The company was started by electrical engineering senior Omar Hernandez and Panos Adamopoulos, Stevan Slusher and Devin Bedwell, graduate students enrolled in the Master of Science in Technology Commercialization Program at UT. The program focuses on identifying of new technologies and assessing their market potential.
“Seismos began as part of the program we’re in,” Bedwell, the team leader, said. “The first semester one of our assignments was to find four different technologies, then do market assessments on them. This is one of the ones we found.”
Seismos recently won first prize at the Texas Venture Labs Investment Competition, taking home $135,000 toward the its development.
The company also received backing from the Austin Technology Incubator, a branch of the University’s IC2 Institute, which promotes economic development in Central Texas through entrepreneurial wealth and job creation, and a teaching laboratory in applied entrepreneurship for University students.
“The ATI is your on-campus resource for starting a [technology-based] company,” said Kyle Cox, director of IT/Wireless and Development Portfolios for the incubator. “We go through a rigorous due diligence progress in working with a potential startup. We assess their viability and opportunity in the market and try to work to see if we can help add value to the company. ”
Cox said Seismos was a perfect fit for the incubator, citing the company’s potential for profit and innovation within a $4 trillion industry.

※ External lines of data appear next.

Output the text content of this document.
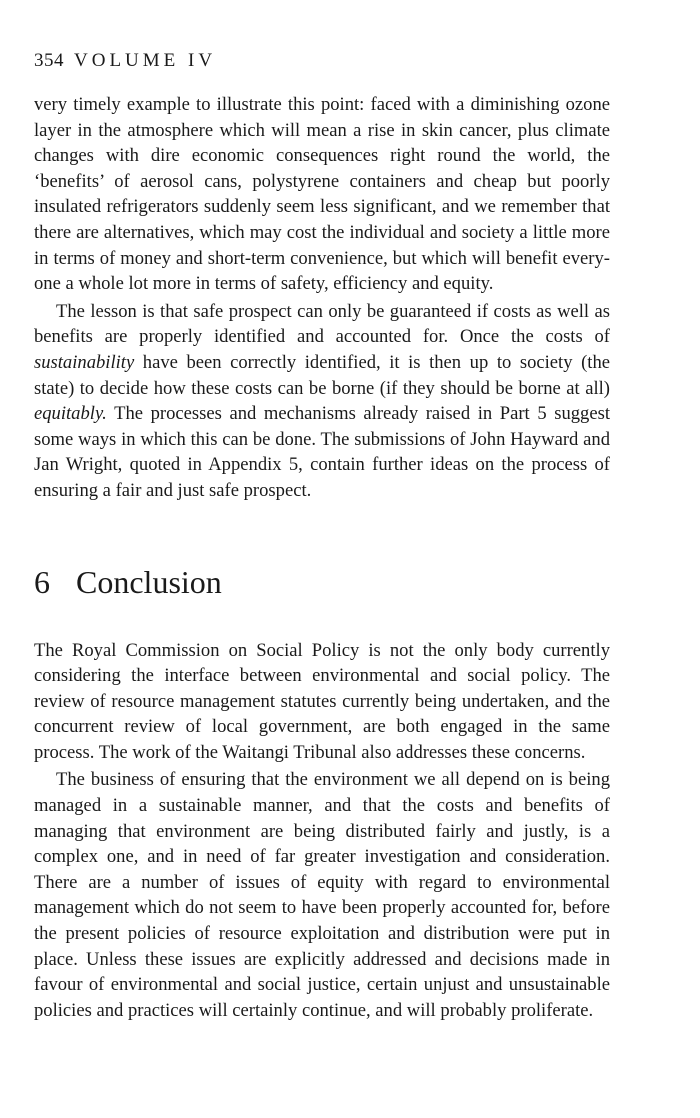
354 VOLUME IV

very timely example to illustrate this point: faced with a diminishing ozone layer in the atmosphere which will mean a rise in skin cancer, plus climate changes with dire economic consequences right round the world, the ‘benefits’ of aerosol cans, polystyrene containers and cheap but poorly insulated refrigerators suddenly seem less significant, and we remember that there are alternatives, which may cost the individual and society a little more in terms of money and short-term convenience, but which will benefit everyone a whole lot more in terms of safety, efficiency and equity.

The lesson is that safe prospect can only be guaranteed if costs as well as benefits are properly identified and accounted for. Once the costs of sustainability have been correctly identified, it is then up to society (the state) to decide how these costs can be borne (if they should be borne at all) equitably. The processes and mechanisms already raised in Part 5 suggest some ways in which this can be done. The submissions of John Hayward and Jan Wright, quoted in Appendix 5, contain further ideas on the process of ensuring a fair and just safe prospect.

6 Conclusion

The Royal Commission on Social Policy is not the only body currently considering the interface between environmental and social policy. The review of resource management statutes currently being undertaken, and the concurrent review of local government, are both engaged in the same process. The work of the Waitangi Tribunal also addresses these concerns.

The business of ensuring that the environment we all depend on is being managed in a sustainable manner, and that the costs and benefits of managing that environment are being distributed fairly and justly, is a complex one, and in need of far greater investigation and consideration. There are a number of issues of equity with regard to environmental management which do not seem to have been properly accounted for, before the present policies of resource exploitation and distribution were put in place. Unless these issues are explicitly addressed and decisions made in favour of environmental and social justice, certain unjust and unsustainable policies and practices will certainly continue, and will probably proliferate.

“What their technology can impact as far as enhanced oil recovery is tremendous,” Cox said, “Seismos has a massive opportunity. They have a few things left to figure out and we hope to be able to provide them the resources to do so, whether it be access to our mentors and advisers, venture capitalists that will help them get going, or access to potential customers.”
Adamopolous said the team plans to continue developing the company after graduation.
“The future looks bright as long as you can deliver what you promise,” Adamopolous said. “We can’t say that we’re finished. We have a long way to go, but we’re on the right track.”
The Seismos team is currently preparing to compete in the business plan competition circuit, with initial stops at Rice, University of California-Berkeley and Tulane University.
“We’re going to those competitions to meet more investors and get more feedback on the business plan,” Bedwell said, “Hopefully we’ll win some feed money to continue the project. We’re in the early stages right now, but I think [Seismos] is something that would work, so we’re working to develop it after we graduate.”
Published on February 18, 2013 as "Student startup hopes to improve oil recovery".